Now for the solution to last week’s puzzle. You have to assume that not only are the gamers all highly logical, but that they all know that they are all highly logical, otherwise they can’t model how the other players will react to a proposal, but with that assumption, Player 1 proposes that the coins are split as follows:
- Player 1 receives 9951 coins
- The 49 odd ranked players receive 1 coin each
- The others receive no coins
If the proposal is to be rejected then it must be rejected by one of the 49 lowest ranked pirates. The result of doing that, as that pirate could predict, would be that Player 1 loses all rights to any coins and Player 2 gets to propose a solution. But there is no guarantee that Player 2 will improve on the offer, and there is a chance that they might end up with nothing, so the odd ranked players should all vote in favour, and together with the vote of Player 1, the distribution would be accepted.
Of course an odd ranked player might think further ahead and consider that there might be a logical path to an elimination of players leaving a large booty to be shared among a smaller number of players including them.

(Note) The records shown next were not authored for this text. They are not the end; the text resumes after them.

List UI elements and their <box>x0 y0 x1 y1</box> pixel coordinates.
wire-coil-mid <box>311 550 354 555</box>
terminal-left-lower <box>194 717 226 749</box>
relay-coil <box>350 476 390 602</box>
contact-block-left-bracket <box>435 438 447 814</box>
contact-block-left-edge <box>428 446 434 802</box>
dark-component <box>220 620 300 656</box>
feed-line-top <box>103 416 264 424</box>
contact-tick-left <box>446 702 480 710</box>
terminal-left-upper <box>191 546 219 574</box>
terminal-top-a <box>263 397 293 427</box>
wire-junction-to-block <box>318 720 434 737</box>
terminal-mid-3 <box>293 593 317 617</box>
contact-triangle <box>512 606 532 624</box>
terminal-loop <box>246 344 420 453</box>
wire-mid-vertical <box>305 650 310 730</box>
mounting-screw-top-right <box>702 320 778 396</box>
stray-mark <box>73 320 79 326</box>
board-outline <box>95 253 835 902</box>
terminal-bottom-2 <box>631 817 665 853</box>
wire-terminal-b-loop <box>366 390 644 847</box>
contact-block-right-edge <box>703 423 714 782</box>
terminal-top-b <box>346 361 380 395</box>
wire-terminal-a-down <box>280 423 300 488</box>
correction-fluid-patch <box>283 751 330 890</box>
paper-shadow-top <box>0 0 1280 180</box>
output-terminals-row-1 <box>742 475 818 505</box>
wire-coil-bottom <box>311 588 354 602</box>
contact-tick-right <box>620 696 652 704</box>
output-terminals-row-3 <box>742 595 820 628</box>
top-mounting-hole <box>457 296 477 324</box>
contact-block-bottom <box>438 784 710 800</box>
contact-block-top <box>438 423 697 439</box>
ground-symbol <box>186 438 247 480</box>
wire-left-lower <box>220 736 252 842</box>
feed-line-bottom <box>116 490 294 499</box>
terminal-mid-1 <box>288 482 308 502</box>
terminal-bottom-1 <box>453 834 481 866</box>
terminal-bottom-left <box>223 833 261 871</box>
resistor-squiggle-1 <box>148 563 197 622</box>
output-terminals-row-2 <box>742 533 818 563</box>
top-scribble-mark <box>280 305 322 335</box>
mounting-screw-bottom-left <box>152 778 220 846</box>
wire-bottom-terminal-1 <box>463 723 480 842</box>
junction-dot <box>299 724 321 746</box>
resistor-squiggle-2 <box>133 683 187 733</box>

The trick to understanding why that is not better is to use induction.
Suppose at the final stage before an agreed split there are just two players left vying for the prize money. The highest ranked player remaining will propose that they alone should take the entire pot, and since they will vote in favour of this distribution, it will carry and the other player will take nothing, so it is clearly in the interest of any players left to avoid this situation. Therefore if there are three players left vying for the money, then the highest ranked player can offer one of them, the lowest ranked player, one coin to buy their vote, so even if our original odd ranked player is still in the game they will be no better off.
Knowing this, if there are four players left the highest ranked among them can propose to keep all the money except two coins which they distribute to the player ranked in the middle of the other three. They will accept to avoid a situation in which they are the middle ranked player of a remaining three, losing out entirely.
If there are five players left, knowing what will happen if there are three or fewer players left, the top ranked remaining player offers coins to the players 2 and 4 below them in the ranking. They know that if this proposal is rejected then the result will be a proposal cutting them out entirely.
This reasoning process repeats all the way up the chain until the odd ranked players have worked out that they had better vote in favour of the proposal. Player 1 is the clear winner!